Я даже не знаю, откуда он взялся, этот Лука, и почему живет в моей квартире. Брюхастая соседка Амалия Николаевна, которая крадет на кухне рис и гречку у меня из коробок (как-то я поставил туда мышеловку, но запамятовал и сам пришиб себе палец) утверждает, будто однажды он открыл дверь неизвестно откуда взявшимся собственным ключом, вошел, разжег на кухне газ и, закипятив чайник, стал пить чай. Обращенным к нему вопросам, которые задавали сбежавшиеся жильцы квартиры, он удивился, ответствуя, что, собственно, просто вернулся домой и хочет отдохнуть.

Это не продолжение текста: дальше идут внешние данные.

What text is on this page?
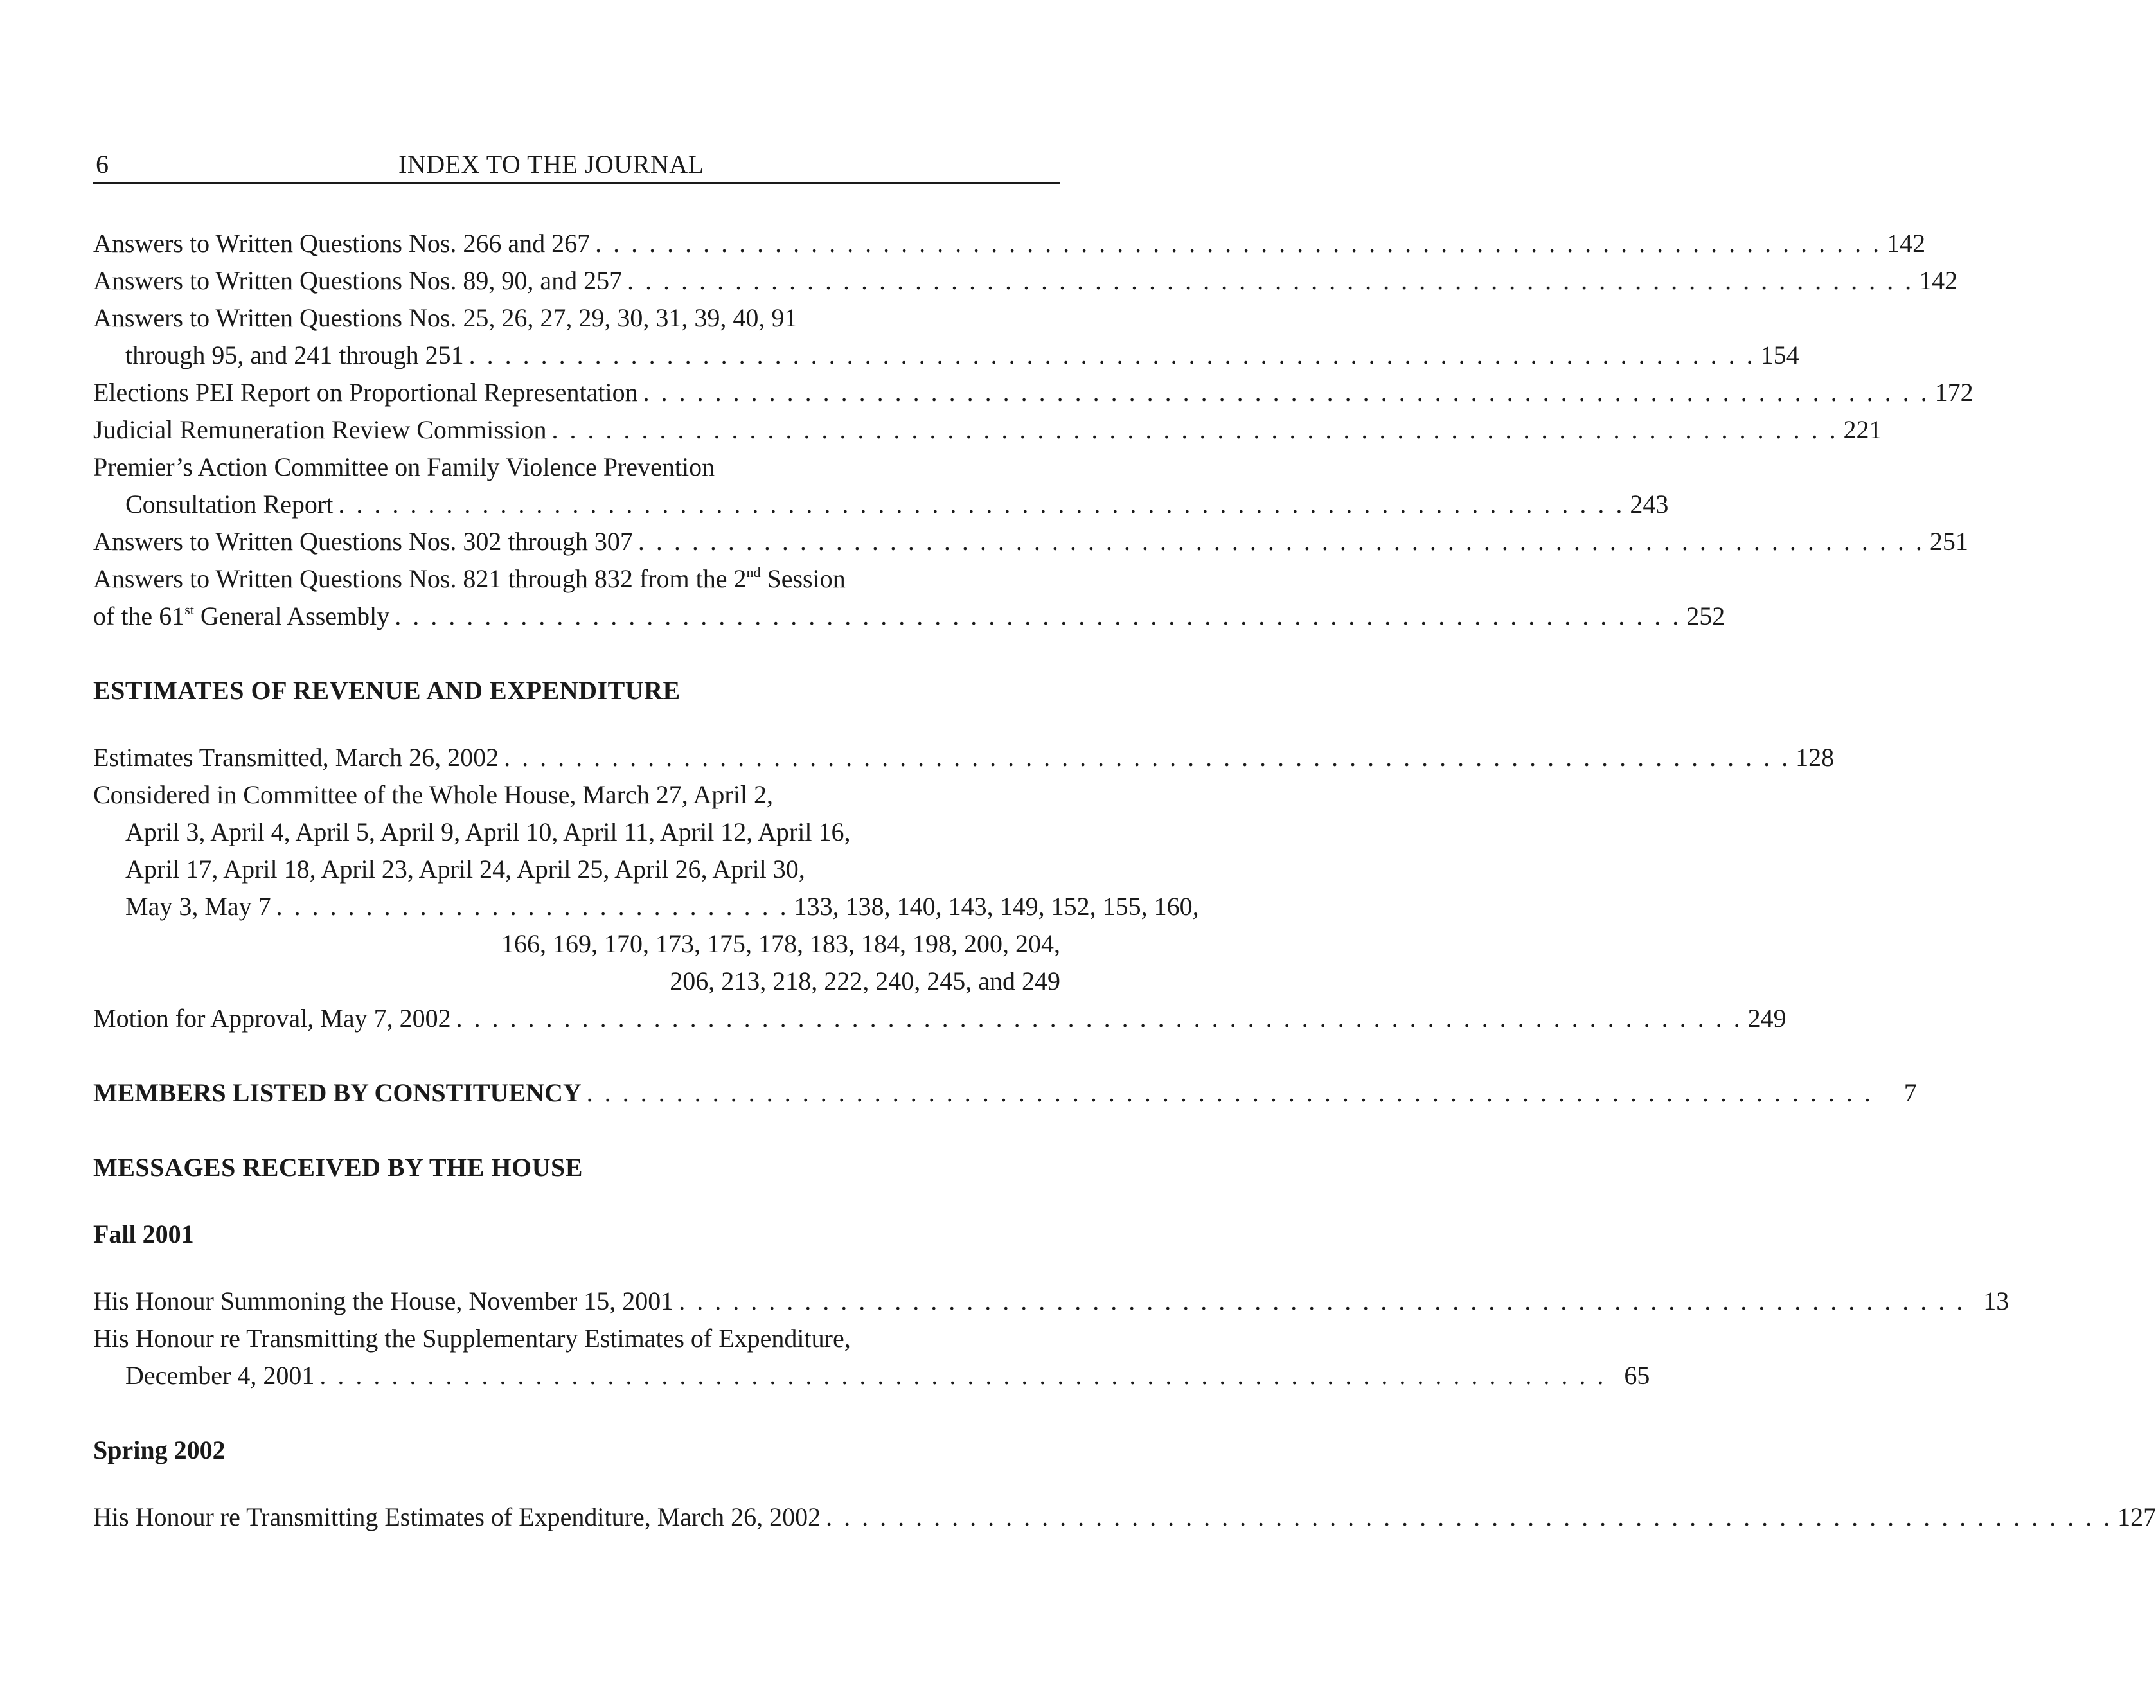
6	INDEX TO THE JOURNAL
Answers to Written Questions Nos. 266 and 267 . . . . . . . . . . . . . . . . . . . . . . . . . . . . . . . . . . . . . . . . . . . . . . . . . . . . . . . . . . . . . . . . . . . . . . . . 142
Answers to Written Questions Nos. 89, 90, and 257 . . . . . . . . . . . . . . . . . . . . . . . . . . . . . . . . . . . . . . . . . . . . . . . . . . . . . . . . . . . . . . . . . . . . . . . . 142
Answers to Written Questions Nos. 25, 26, 27, 29, 30, 31, 39, 40, 91
through 95, and 241 through 251 . . . . . . . . . . . . . . . . . . . . . . . . . . . . . . . . . . . . . . . . . . . . . . . . . . . . . . . . . . . . . . . . . . . . . . . . 154
Elections PEI Report on Proportional Representation . . . . . . . . . . . . . . . . . . . . . . . . . . . . . . . . . . . . . . . . . . . . . . . . . . . . . . . . . . . . . . . . . . . . . . . . 172
Judicial Remuneration Review Commission . . . . . . . . . . . . . . . . . . . . . . . . . . . . . . . . . . . . . . . . . . . . . . . . . . . . . . . . . . . . . . . . . . . . . . . . 221
Premier’s Action Committee on Family Violence Prevention
Consultation Report . . . . . . . . . . . . . . . . . . . . . . . . . . . . . . . . . . . . . . . . . . . . . . . . . . . . . . . . . . . . . . . . . . . . . . . . 243
Answers to Written Questions Nos. 302 through 307 . . . . . . . . . . . . . . . . . . . . . . . . . . . . . . . . . . . . . . . . . . . . . . . . . . . . . . . . . . . . . . . . . . . . . . . . 251
Answers to Written Questions Nos. 821 through 832 from the 2nd Session
of the 61st General Assembly . . . . . . . . . . . . . . . . . . . . . . . . . . . . . . . . . . . . . . . . . . . . . . . . . . . . . . . . . . . . . . . . . . . . . . . . 252
ESTIMATES OF REVENUE AND EXPENDITURE
Estimates Transmitted, March 26, 2002 . . . . . . . . . . . . . . . . . . . . . . . . . . . . . . . . . . . . . . . . . . . . . . . . . . . . . . . . . . . . . . . . . . . . . . . . 128
Considered in Committee of the Whole House, March 27, April 2,
April 3, April 4, April 5, April 9, April 10, April 11, April 12, April 16,
April 17, April 18, April 23, April 24, April 25, April 26, April 30,
May 3, May 7 . . . . . . . . . . . . . . . . . . . . . . . . . . . . . 133, 138, 140, 143, 149, 152, 155, 160,
166, 169, 170, 173, 175, 178, 183, 184, 198, 200, 204,
206, 213, 218, 222, 240, 245, and 249
Motion for Approval, May 7, 2002 . . . . . . . . . . . . . . . . . . . . . . . . . . . . . . . . . . . . . . . . . . . . . . . . . . . . . . . . . . . . . . . . . . . . . . . . 249
MEMBERS LISTED BY CONSTITUENCY . . . . . . . . . . . . . . . . . . . . . . . . . . . . . . . . . . . . . . . . . . . . . . . . . . . . . . . . . . . . . . . . . . . . . . . .	7
MESSAGES RECEIVED BY THE HOUSE
Fall 2001
His Honour Summoning the House, November 15, 2001 . . . . . . . . . . . . . . . . . . . . . . . . . . . . . . . . . . . . . . . . . . . . . . . . . . . . . . . . . . . . . . . . . . . . . . . . 13
His Honour re Transmitting the Supplementary Estimates of Expenditure,
December 4, 2001 . . . . . . . . . . . . . . . . . . . . . . . . . . . . . . . . . . . . . . . . . . . . . . . . . . . . . . . . . . . . . . . . . . . . . . . . 65
Spring 2002
His Honour re Transmitting Estimates of Expenditure, March 26, 2002 . . . . . . . . . . . . . . . . . . . . . . . . . . . . . . . . . . . . . . . . . . . . . . . . . . . . . . . . . . . . . . . . . . . . . . . . 127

На все увещевания и просьбы покинуть квартиру и поискать настоящее свое жилище человек отвечал хитрым подмигиванием – мол, такие шуточки не пройдут и хватит валять дурака! – а после, расположившись на моем диване, поставил всему точку воинственным храпом. (Благо помимо дивана у меня имеется еще и железная кровать с сеточкой, которая колышется наподобие гамака, когда на кровать ложатся). С тех, дескать, пор Лука и стал жить у меня. Я не знаю, врет ли Амалия Николаевна (по моим подозрениям, она больна булимией, поскольку редко ее можно увидеть с ненабитым какой-нибудь снедью ртом, вечно перемалывающим и пережевывающим пищу с неспешной коровьей задумчивостью), однако же факт остается фактом: действительно с тех пор Лука живет у меня. Почему я не воспротивился и смотрю на это точно посторонний, до сих пор не найду объяснения. Впрочем, Лука оказался довольно милый собеседник.

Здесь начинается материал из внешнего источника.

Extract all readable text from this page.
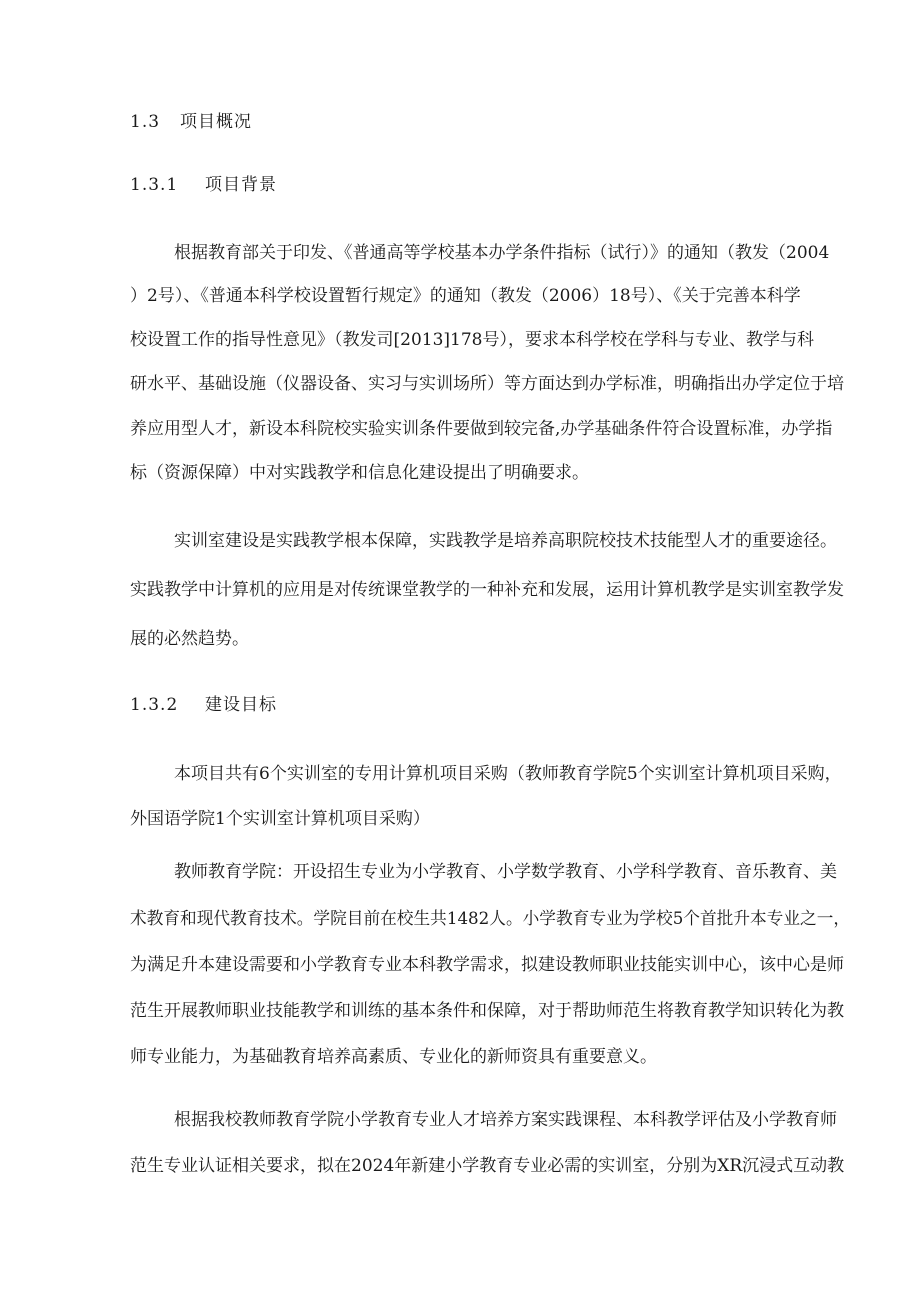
1.3 项目概况
1.3.1 项目背景
根据教育部关于印发、《普通高等学校基本办学条件指标（试行）》的通知（教发（2004
）2号）、《普通本科学校设置暂行规定》的通知（教发（2006）18号）、《关于完善本科学
校设置工作的指导性意见》（教发司[2013]178号），要求本科学校在学科与专业、教学与科
研水平、基础设施（仪器设备、实习与实训场所）等方面达到办学标准，明确指出办学定位于培
养应用型人才，新设本科院校实验实训条件要做到较完备,办学基础条件符合设置标准，办学指
标（资源保障）中对实践教学和信息化建设提出了明确要求。
实训室建设是实践教学根本保障，实践教学是培养高职院校技术技能型人才的重要途径。
实践教学中计算机的应用是对传统课堂教学的一种补充和发展，运用计算机教学是实训室教学发
展的必然趋势。
1.3.2 建设目标
本项目共有6个实训室的专用计算机项目采购（教师教育学院5个实训室计算机项目采购，
外国语学院1个实训室计算机项目采购）
教师教育学院：开设招生专业为小学教育、小学数学教育、小学科学教育、音乐教育、美
术教育和现代教育技术。学院目前在校生共1482人。小学教育专业为学校5个首批升本专业之一，
为满足升本建设需要和小学教育专业本科教学需求，拟建设教师职业技能实训中心，该中心是师
范生开展教师职业技能教学和训练的基本条件和保障，对于帮助师范生将教育教学知识转化为教
师专业能力，为基础教育培养高素质、专业化的新师资具有重要意义。
根据我校教师教育学院小学教育专业人才培养方案实践课程、本科教学评估及小学教育师
范生专业认证相关要求，拟在2024年新建小学教育专业必需的实训室，分别为XR沉浸式互动教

Выяснилось, что он служит дьяконом какой-то церквушки и весьма осведомлен в вопросах не только религии, но и мифологии. На следующий же день после своего у нас появления Лука вышел на кухню и со словами «Востаните. Господи, благослови!» принялся обращать в истинную веру «заблудших овец» нашей квартиры: Амалию Николаевну, также бывшего доблестного пожарника, а ныне ипохондрика и пердуна Андрея Валентиновича, грузчика Егорку и одаренного ницшевскими усами педиатра Владислава, с женами их и детьми. Овцы, раскрыв рты и забыв про подгорающую манную кашу, молча слушали, как Лука возвещает нервным голосом пророка: «Основаяй землю на тверди ея, не преклонится в век века. Бездна, яко риза, одеяние ея, на горах станут воды. От запрещения Твоего побегнут, от гласа грома Твоего убоятся…» Я стоял среди прочих и думал о своей жене, которую не обнаружил ни в моргах, ни в больницах, и вообще нигде, а теперь зачем-то ждал по вечерам на остановке, не видя в этом, однако, никакого смысла; стены желтели, засаленные, от кастрюли летел пар, и мне казалось, что с потолка квартиры прямо в манную кашу медленно сыплются прекрасные золотые осенние листья и вместе с ними, точно просеянные сквозь сито, падают древние слова: «…кто есть человек хотяй живот, любяй дни видети благи? Удержи язык твой от зла и устне твои, еже не глаголати льсти…»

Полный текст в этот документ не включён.